With her childlike curiosity, enthusiasm and passion for life, she inspired me to develop persistence every time I was stumbling. Through my own journey of self-discovery I realized that my mother had learnt to show her love not only through hugs and kisses or positive words of encouragement, but through tough, rigid discipline that showed me life had its challenges which needed endurance, determination and tenacity. Today, I recognize all these as wonderful ‘gifts’.

Why am I saying this? Well, the story of my mother is a story of many Rwandan mothers across the country.

With their example of strength and endurance, these wonderful women have taught us never to give up, even in the face of obstacles. But even more importantly, they have passed on to us the courage to dream the dreams they never dared to live out.

Like many other Rwandans, it is my mother that set me on the journey I am on today with her unique Mother’s love filled with drive, focus and discipline. Because of that love, I will most probably have a future that she never had.

Just like many other Rwandan families, we had financial constraints growing up, but this did not deter my mom from ensuring that I had the best in life. Her desire and dream was for me to have what she did not and craved for all her life – education.

This spirit is synonymous with almost all Rwandan mothers. What could have motivated their choice? I believe it is a special love: a mother’s love.

It is sad that for many years I had focused on the ‘dark side’ of my mother’s early departure from this world (loneliness, sadness etc), forgetting her love for me – the love that made her fight when she didn’t have hope, the love that fuelled her strength when she was exhausted, the love that kept her motivating and disciplining me, the love that helped set boundaries when necessary.

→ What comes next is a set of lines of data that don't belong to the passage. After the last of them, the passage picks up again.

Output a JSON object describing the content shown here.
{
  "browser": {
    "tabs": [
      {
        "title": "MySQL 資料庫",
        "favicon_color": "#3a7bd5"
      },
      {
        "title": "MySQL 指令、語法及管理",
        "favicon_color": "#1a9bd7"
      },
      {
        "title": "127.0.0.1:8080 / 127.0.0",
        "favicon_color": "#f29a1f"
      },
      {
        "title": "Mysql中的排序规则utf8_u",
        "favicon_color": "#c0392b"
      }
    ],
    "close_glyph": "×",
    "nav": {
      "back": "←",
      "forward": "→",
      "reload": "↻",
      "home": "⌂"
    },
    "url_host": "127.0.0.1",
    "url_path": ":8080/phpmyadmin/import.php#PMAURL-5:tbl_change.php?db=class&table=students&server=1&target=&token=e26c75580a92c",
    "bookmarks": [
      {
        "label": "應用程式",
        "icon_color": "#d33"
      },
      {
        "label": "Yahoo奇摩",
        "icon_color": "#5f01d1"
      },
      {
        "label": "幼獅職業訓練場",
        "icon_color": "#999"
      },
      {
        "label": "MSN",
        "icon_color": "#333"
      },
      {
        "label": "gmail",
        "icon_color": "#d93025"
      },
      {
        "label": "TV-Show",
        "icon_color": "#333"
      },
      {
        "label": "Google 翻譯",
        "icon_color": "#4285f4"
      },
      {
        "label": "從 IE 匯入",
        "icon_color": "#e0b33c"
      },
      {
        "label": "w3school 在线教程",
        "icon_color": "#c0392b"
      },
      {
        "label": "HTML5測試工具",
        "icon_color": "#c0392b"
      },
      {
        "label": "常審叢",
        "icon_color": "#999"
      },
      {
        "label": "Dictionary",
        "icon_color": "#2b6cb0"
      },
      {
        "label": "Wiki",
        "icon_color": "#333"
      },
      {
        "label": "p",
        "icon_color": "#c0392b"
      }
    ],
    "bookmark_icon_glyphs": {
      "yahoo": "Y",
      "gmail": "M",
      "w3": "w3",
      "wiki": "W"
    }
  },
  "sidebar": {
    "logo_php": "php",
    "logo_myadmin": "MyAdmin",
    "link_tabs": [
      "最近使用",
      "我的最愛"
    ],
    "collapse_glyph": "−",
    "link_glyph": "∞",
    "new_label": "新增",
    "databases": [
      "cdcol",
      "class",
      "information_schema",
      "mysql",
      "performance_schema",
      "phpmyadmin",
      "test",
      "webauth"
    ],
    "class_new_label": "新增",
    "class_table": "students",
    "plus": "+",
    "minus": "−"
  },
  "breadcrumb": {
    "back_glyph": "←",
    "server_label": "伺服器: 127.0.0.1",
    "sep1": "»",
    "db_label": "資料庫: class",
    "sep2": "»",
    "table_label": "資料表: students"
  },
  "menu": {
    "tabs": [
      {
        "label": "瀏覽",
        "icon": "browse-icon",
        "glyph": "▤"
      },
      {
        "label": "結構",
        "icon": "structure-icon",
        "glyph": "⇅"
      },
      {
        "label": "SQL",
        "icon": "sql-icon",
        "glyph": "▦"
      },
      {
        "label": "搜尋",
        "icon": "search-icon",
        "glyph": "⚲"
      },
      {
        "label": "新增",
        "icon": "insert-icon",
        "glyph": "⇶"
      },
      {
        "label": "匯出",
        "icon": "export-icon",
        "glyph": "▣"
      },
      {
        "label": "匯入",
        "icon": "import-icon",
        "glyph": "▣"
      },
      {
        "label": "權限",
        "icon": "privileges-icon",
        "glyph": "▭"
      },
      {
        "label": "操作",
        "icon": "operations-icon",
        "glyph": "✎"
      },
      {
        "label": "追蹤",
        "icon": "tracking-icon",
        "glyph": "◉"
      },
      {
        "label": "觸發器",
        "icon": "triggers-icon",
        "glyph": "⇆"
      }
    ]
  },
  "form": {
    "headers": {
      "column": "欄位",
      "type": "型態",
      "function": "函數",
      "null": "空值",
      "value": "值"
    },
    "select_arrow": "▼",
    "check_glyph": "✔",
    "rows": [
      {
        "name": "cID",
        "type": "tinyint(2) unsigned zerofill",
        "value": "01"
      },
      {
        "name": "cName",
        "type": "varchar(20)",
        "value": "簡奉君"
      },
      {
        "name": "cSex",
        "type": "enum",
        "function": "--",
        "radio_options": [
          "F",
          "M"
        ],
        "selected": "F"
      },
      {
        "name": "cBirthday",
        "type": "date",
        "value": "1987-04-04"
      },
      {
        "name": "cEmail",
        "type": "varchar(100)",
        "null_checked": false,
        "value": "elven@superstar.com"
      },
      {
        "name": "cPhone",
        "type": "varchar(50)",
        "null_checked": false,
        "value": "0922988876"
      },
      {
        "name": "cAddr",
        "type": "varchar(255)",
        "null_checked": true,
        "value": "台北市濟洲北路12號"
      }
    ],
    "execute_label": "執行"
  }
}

Her firm love showed how much she cared about me! Now it is my turn to focus on the gift of love she equipped me with, and focus on how I could make use of them in my journey as a husband and father – hopefully my daughters will one day write a tribute to their father!

To conclude, the role of a Rwandan mother in shaping the values of loyalty, responsibility and of being prepared are timeless in nature. They have guided the previous generations of Rwandans. Although we might fall short from time-to-time, the lessons of our mothers, alive or dead, will forever continue to guide and propel Rwanda to greatness.